心中有所回憶稱為「意」。回憶即思憶,指念頭初起時,心有所向但尚未確定的狀態。當心念已動但未明確歸屬時,便是「意」。

意念持續積累形成「志」。當意念堅定不移,明確確立方向時,便是「志」。

因志向而反覆思考調整稱為「思」。即使志向已定,仍需不斷權衡考量,此過程即為「思」。

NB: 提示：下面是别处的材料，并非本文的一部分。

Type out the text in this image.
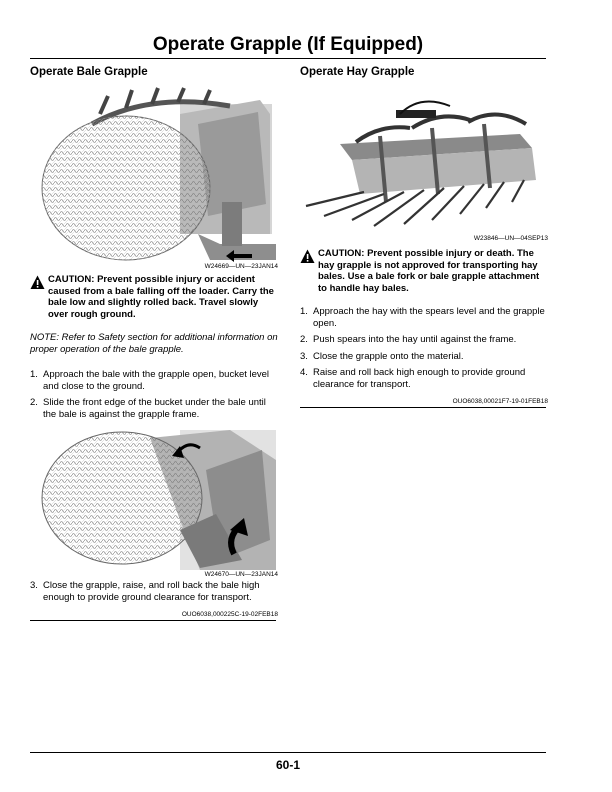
Operate Grapple (If Equipped)
Operate Bale Grapple
W24669—UN—23JAN14
CAUTION: Prevent possible injury or accident caused from a bale falling off the loader. Carry the bale low and slightly rolled back. Travel slowly over rough ground.

NOTE: Refer to Safety section for additional information on proper operation of the bale grapple.

1. Approach the bale with the grapple open, bucket level and close to the ground.
2. Slide the front edge of the bucket under the bale until the bale is against the grapple frame.
W24670—UN—23JAN14
3. Close the grapple, raise, and roll back the bale high enough to provide ground clearance for transport.
OUO6038,000225C-19-02FEB18
Operate Hay Grapple
W23846—UN—04SEP13
CAUTION: Prevent possible injury or death. The hay grapple is not approved for transporting hay bales. Use a bale fork or bale grapple attachment to handle hay bales.
1. Approach the hay with the spears level and the grapple open.
2. Push spears into the hay until against the frame.
3. Close the grapple onto the material.
4. Raise and roll back high enough to provide ground clearance for transport.
OUO6038,00021F7-19-01FEB18

60-1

因深思而長遠謀劃稱為「慮」。深入思考未來時,難免產生憂慮與疑慮,故稱「慮」。

因謀慮而妥善處理事務稱為「智」。當疑慮產生後,能做出恰當決斷的便是「智」。這些功能雖分屬不同臟腑,但皆由心統籌,心為主宰。

「長生久視」出自《老子》,意指根基穩固,方能長久生存。

「怵惕」指恐懼驚慌。過度恐懼會導致精氣流失,甚至耗竭生命。

過度喜樂會使神氣渙散無法內守;憤怒則使人昏亂失序;恐懼則導致神志散逸不收。

心受恐懼所傷,可能導致肌肉消瘦、皮毛憔悴、面色黯淡,並在冬季病情加重甚至死亡。

脾受憂愁所傷,會使氣機不暢,導致四肢無力、面色枯黃,並在春季病情惡化甚至死亡。憂傷脾,是因肺(憂之屬)與脾(母與子)氣機相通之故。